Lightburn Zeta Sports
Reviewed by Unique Cars and Parts
Our Rating: 4
Introduction
Despite failing to capture the imagination of the Australian public with the Zeta Station Sedan, Harold Lightburn pushed ahead with plans to release the Zeta sports car.
It was back in
1959 that Lightburn had obtained the rights to the Frisky Sprint- a low, sleek 'Michelotti' designed sports car similar to the Goggomobil Dart.
The Frisky Sprint's designer,
Gordon Bedson, was persuaded to leave Frisky and join Lightburn with a brief to develop the Zeta Sports.
He bought with him the
prototype Frisky Sprint as well as a supply of fifty motors by Fichtel&Sachs, the 493cc engine from the legendary FMR "Tiger".

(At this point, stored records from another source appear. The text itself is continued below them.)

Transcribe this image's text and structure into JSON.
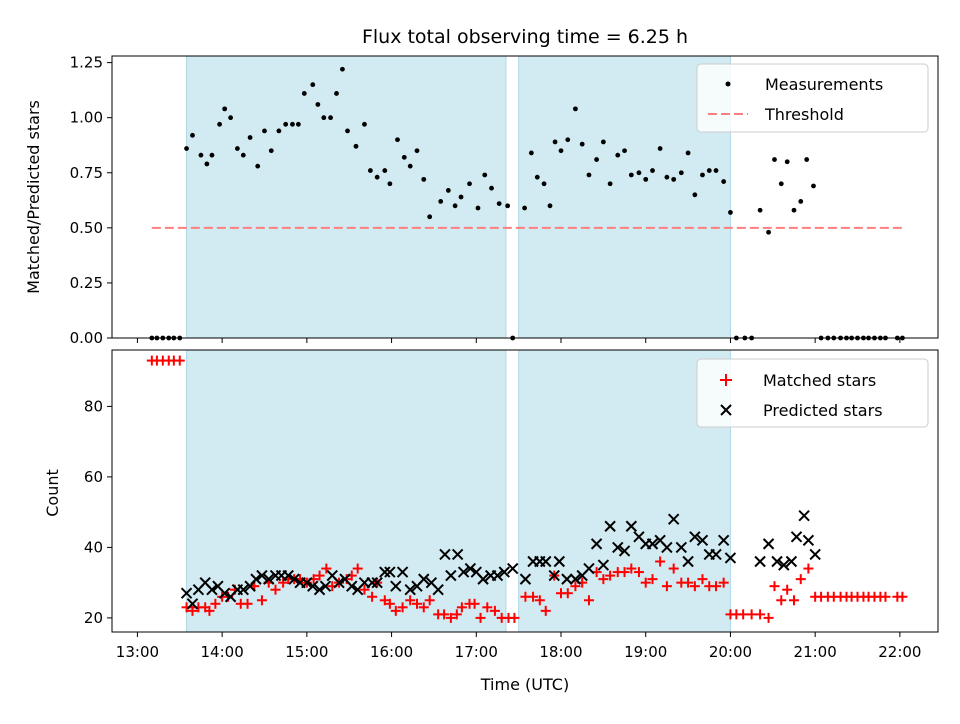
{
  "chart_data": {
    "title": "Flux total observing time = 6.25 h",
    "xlabel": "Time (UTC)",
    "x_ticks": [
      "13:00",
      "14:00",
      "15:00",
      "16:00",
      "17:00",
      "18:00",
      "19:00",
      "20:00",
      "21:00",
      "22:00"
    ],
    "xlim_hours": [
      12.7,
      22.45
    ],
    "shaded_intervals_hours": [
      [
        13.58,
        17.35
      ],
      [
        17.5,
        20.0
      ]
    ],
    "shade_color": "#add8e6",
    "panels": [
      {
        "type": "scatter",
        "ylabel": "Matched/Predicted stars",
        "ylim": [
          0,
          1.28
        ],
        "y_ticks": [
          "0.00",
          "0.25",
          "0.50",
          "0.75",
          "1.00",
          "1.25"
        ],
        "legend": [
          "Measurements",
          "Threshold"
        ],
        "legend_position": "top-right",
        "series": [
          {
            "name": "Measurements",
            "color": "#000000",
            "marker": "dot",
            "x": [
              13.17,
              13.23,
              13.3,
              13.37,
              13.43,
              13.5,
              13.58,
              13.65,
              13.75,
              13.82,
              13.88,
              13.97,
              14.03,
              14.1,
              14.18,
              14.25,
              14.33,
              14.42,
              14.5,
              14.58,
              14.67,
              14.75,
              14.83,
              14.9,
              14.97,
              15.07,
              15.13,
              15.2,
              15.28,
              15.35,
              15.42,
              15.48,
              15.58,
              15.68,
              15.75,
              15.83,
              15.92,
              15.98,
              16.07,
              16.15,
              16.22,
              16.3,
              16.38,
              16.45,
              16.58,
              16.67,
              16.75,
              16.82,
              16.92,
              17.02,
              17.1,
              17.18,
              17.27,
              17.37,
              17.43,
              17.57,
              17.65,
              17.72,
              17.8,
              17.87,
              17.93,
              18.0,
              18.08,
              18.17,
              18.25,
              18.33,
              18.42,
              18.5,
              18.58,
              18.67,
              18.75,
              18.83,
              18.92,
              19.0,
              19.08,
              19.17,
              19.25,
              19.33,
              19.42,
              19.5,
              19.58,
              19.67,
              19.75,
              19.83,
              19.92,
              20.0,
              20.07,
              20.17,
              20.25,
              20.35,
              20.45,
              20.52,
              20.6,
              20.67,
              20.75,
              20.83,
              20.9,
              20.98,
              21.07,
              21.15,
              21.22,
              21.3,
              21.37,
              21.43,
              21.5,
              21.57,
              21.63,
              21.7,
              21.77,
              21.83,
              21.97,
              22.03
            ],
            "y": [
              0,
              0,
              0,
              0,
              0,
              0,
              0.86,
              0.92,
              0.83,
              0.79,
              0.83,
              0.97,
              1.04,
              1.0,
              0.86,
              0.83,
              0.91,
              0.78,
              0.94,
              0.85,
              0.94,
              0.97,
              0.97,
              0.97,
              1.11,
              1.15,
              1.06,
              1.0,
              1.0,
              1.11,
              1.22,
              0.94,
              0.87,
              0.97,
              0.76,
              0.73,
              0.76,
              0.7,
              0.9,
              0.82,
              0.78,
              0.85,
              0.72,
              0.55,
              0.62,
              0.67,
              0.6,
              0.64,
              0.7,
              0.59,
              0.74,
              0.68,
              0.61,
              0.6,
              0,
              0.59,
              0.84,
              0.73,
              0.7,
              0.6,
              0.89,
              0.85,
              0.9,
              1.04,
              0.88,
              0.74,
              0.81,
              0.89,
              0.7,
              0.83,
              0.85,
              0.74,
              0.75,
              0.72,
              0.76,
              0.86,
              0.73,
              0.72,
              0.75,
              0.84,
              0.65,
              0.74,
              0.76,
              0.76,
              0.71,
              0.57,
              0,
              0,
              0,
              0.58,
              0.48,
              0.81,
              0.7,
              0.8,
              0.58,
              0.62,
              0.81,
              0.69,
              0,
              0,
              0,
              0,
              0,
              0,
              0,
              0,
              0,
              0,
              0,
              0,
              0,
              0
            ]
          },
          {
            "name": "Threshold",
            "color": "#ff7f7f",
            "dash": true,
            "x": [
              13.17,
              22.03
            ],
            "y": [
              0.5,
              0.5
            ]
          }
        ]
      },
      {
        "type": "scatter",
        "ylabel": "Count",
        "ylim": [
          16,
          96
        ],
        "y_ticks": [
          "20",
          "40",
          "60",
          "80"
        ],
        "legend": [
          "Matched stars",
          "Predicted stars"
        ],
        "legend_position": "top-right",
        "series": [
          {
            "name": "Matched stars",
            "color": "#ff0000",
            "marker": "plus",
            "x": [
              13.17,
              13.23,
              13.3,
              13.37,
              13.43,
              13.5,
              13.58,
              13.65,
              13.72,
              13.8,
              13.85,
              13.92,
              14.0,
              14.07,
              14.15,
              14.22,
              14.3,
              14.38,
              14.47,
              14.55,
              14.63,
              14.72,
              14.78,
              14.85,
              14.92,
              15.0,
              15.08,
              15.15,
              15.23,
              15.3,
              15.38,
              15.47,
              15.53,
              15.6,
              15.68,
              15.77,
              15.83,
              15.92,
              15.98,
              16.05,
              16.13,
              16.22,
              16.3,
              16.38,
              16.45,
              16.55,
              16.62,
              16.7,
              16.77,
              16.83,
              16.92,
              16.98,
              17.05,
              17.13,
              17.22,
              17.3,
              17.38,
              17.45,
              17.58,
              17.67,
              17.75,
              17.82,
              17.92,
              18.0,
              18.08,
              18.17,
              18.25,
              18.33,
              18.42,
              18.5,
              18.58,
              18.67,
              18.75,
              18.83,
              18.92,
              19.0,
              19.08,
              19.17,
              19.25,
              19.33,
              19.42,
              19.5,
              19.58,
              19.67,
              19.75,
              19.83,
              19.92,
              20.0,
              20.07,
              20.15,
              20.25,
              20.35,
              20.45,
              20.52,
              20.6,
              20.67,
              20.75,
              20.83,
              20.92,
              21.0,
              21.07,
              21.15,
              21.22,
              21.3,
              21.37,
              21.43,
              21.5,
              21.57,
              21.63,
              21.7,
              21.77,
              21.83,
              21.97,
              22.03
            ],
            "y": [
              93,
              93,
              93,
              93,
              93,
              93,
              23,
              22,
              23,
              23,
              22,
              24,
              26,
              26,
              28,
              24,
              24,
              29,
              25,
              30,
              28,
              30,
              31,
              31,
              31,
              30,
              31,
              32,
              34,
              29,
              30,
              31,
              32,
              34,
              28,
              26,
              30,
              25,
              24,
              22,
              23,
              25,
              24,
              23,
              25,
              21,
              21,
              20,
              21,
              23,
              24,
              24,
              20,
              23,
              22,
              20,
              20,
              20,
              26,
              26,
              25,
              22,
              32,
              27,
              27,
              29,
              30,
              25,
              33,
              31,
              32,
              33,
              33,
              34,
              33,
              30,
              31,
              36,
              29,
              34,
              30,
              30,
              29,
              31,
              29,
              29,
              30,
              21,
              21,
              21,
              21,
              21,
              20,
              29,
              25,
              28,
              25,
              31,
              34,
              26,
              26,
              26,
              26,
              26,
              26,
              26,
              26,
              26,
              26,
              26,
              26,
              26,
              26,
              26
            ]
          },
          {
            "name": "Predicted stars",
            "color": "#000000",
            "marker": "x",
            "x": [
              13.58,
              13.65,
              13.72,
              13.8,
              13.88,
              13.95,
              14.03,
              14.1,
              14.18,
              14.25,
              14.33,
              14.4,
              14.47,
              14.55,
              14.63,
              14.7,
              14.78,
              14.85,
              14.92,
              15.0,
              15.07,
              15.15,
              15.22,
              15.3,
              15.38,
              15.45,
              15.53,
              15.6,
              15.68,
              15.77,
              15.83,
              15.92,
              15.98,
              16.05,
              16.13,
              16.22,
              16.3,
              16.38,
              16.47,
              16.55,
              16.63,
              16.7,
              16.78,
              16.85,
              16.93,
              17.0,
              17.08,
              17.17,
              17.25,
              17.33,
              17.43,
              17.58,
              17.67,
              17.75,
              17.82,
              17.92,
              17.98,
              18.07,
              18.17,
              18.25,
              18.33,
              18.42,
              18.5,
              18.58,
              18.67,
              18.75,
              18.83,
              18.92,
              19.0,
              19.08,
              19.17,
              19.25,
              19.33,
              19.42,
              19.5,
              19.58,
              19.67,
              19.75,
              19.83,
              19.92,
              20.0,
              20.35,
              20.45,
              20.55,
              20.63,
              20.72,
              20.78,
              20.87,
              20.92,
              21.0
            ],
            "y": [
              27,
              24,
              28,
              30,
              28,
              29,
              27,
              26,
              28,
              28,
              29,
              31,
              32,
              31,
              32,
              32,
              32,
              31,
              30,
              30,
              29,
              28,
              29,
              32,
              30,
              31,
              29,
              28,
              30,
              30,
              30,
              33,
              33,
              29,
              33,
              28,
              29,
              31,
              30,
              28,
              38,
              32,
              38,
              33,
              34,
              33,
              31,
              32,
              32,
              33,
              34,
              31,
              36,
              36,
              36,
              32,
              36,
              31,
              31,
              32,
              34,
              41,
              35,
              46,
              40,
              39,
              46,
              43,
              41,
              41,
              42,
              40,
              48,
              40,
              36,
              43,
              42,
              38,
              38,
              42,
              37,
              36,
              41,
              36,
              35,
              36,
              43,
              49,
              42,
              38
            ]
          }
        ]
      }
    ]
  }
}
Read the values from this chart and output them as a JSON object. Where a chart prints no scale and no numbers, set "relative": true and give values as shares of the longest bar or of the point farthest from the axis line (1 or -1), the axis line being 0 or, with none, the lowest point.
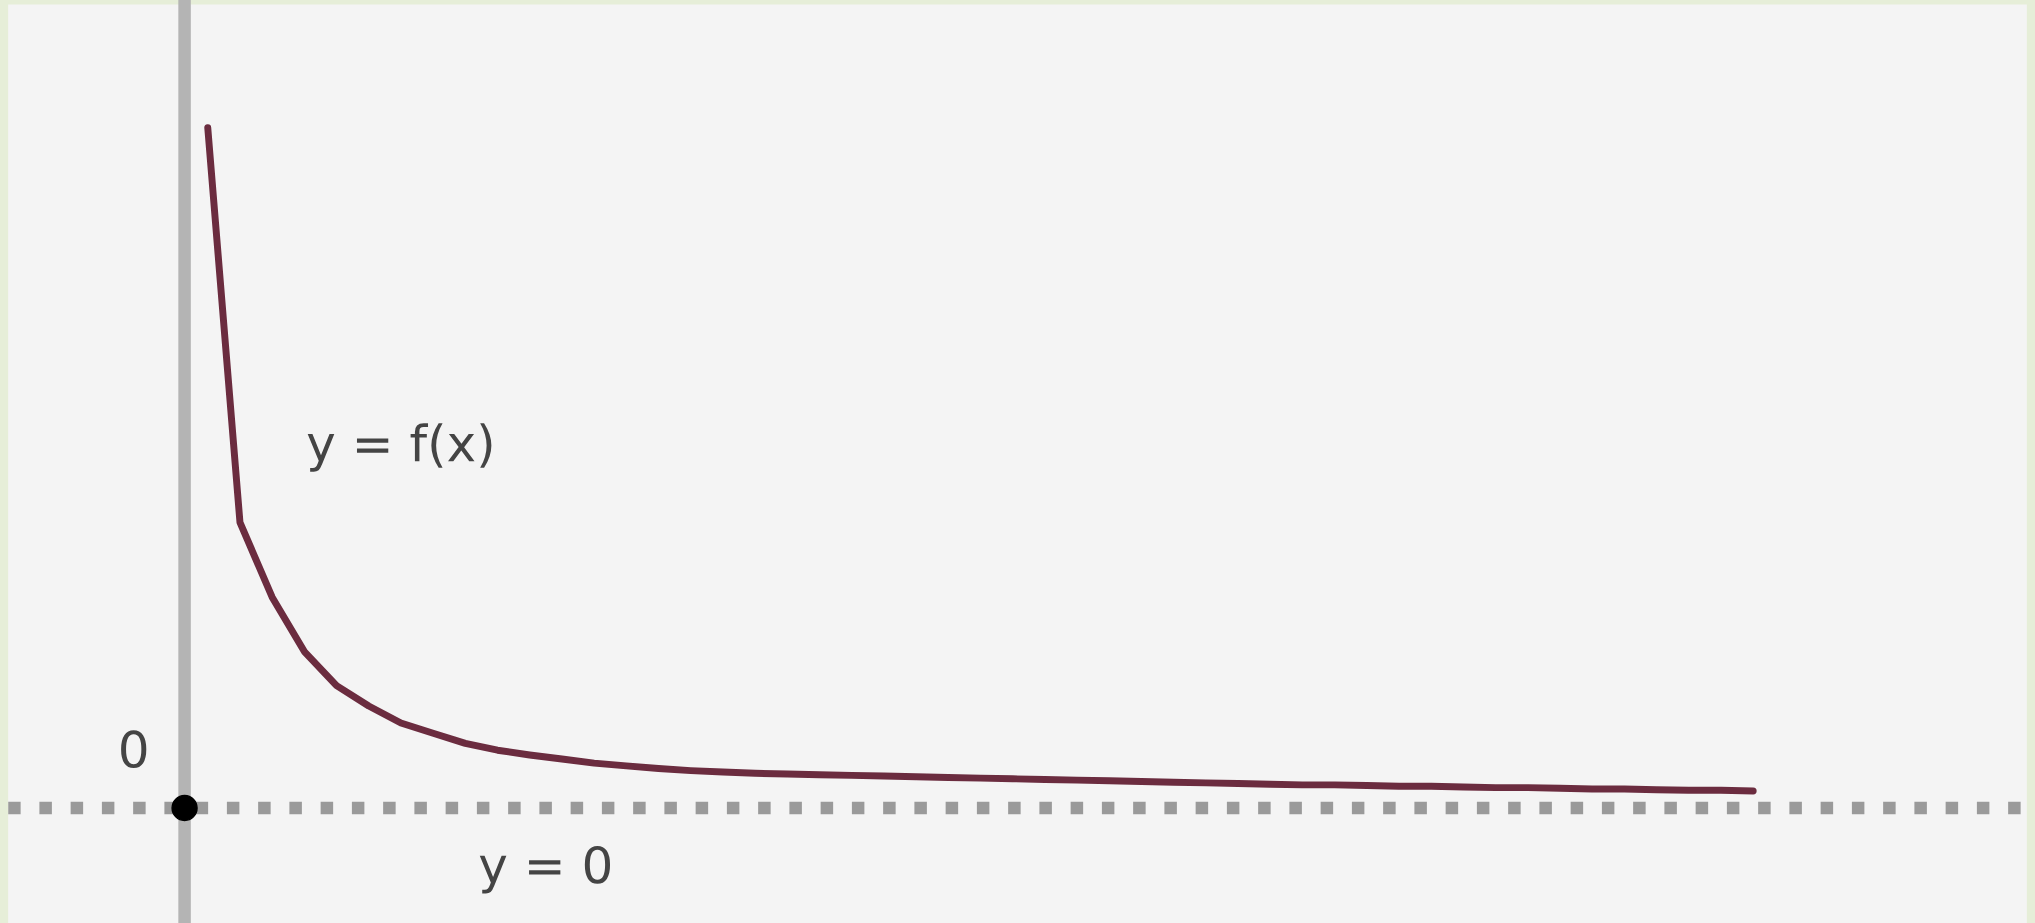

The Frisky Sprint did have doors- shallow bottom-hinged ones, but they were deleted in the interests of strength.
The windshield was changed, the tail restyled, and the final drive altered. The car failed to meet New South Wales lighting regulations, so some were fitted with additional free-standing headlamps on the hood.
It seems most Zeta Sports were built in
1961, but the car was not introduced until the summer of
1964 for some reason.
While Lightburn had a network of
Alfa Romeo dealerships at the ready, they were under whelmed by orders, and only some 28 were sold.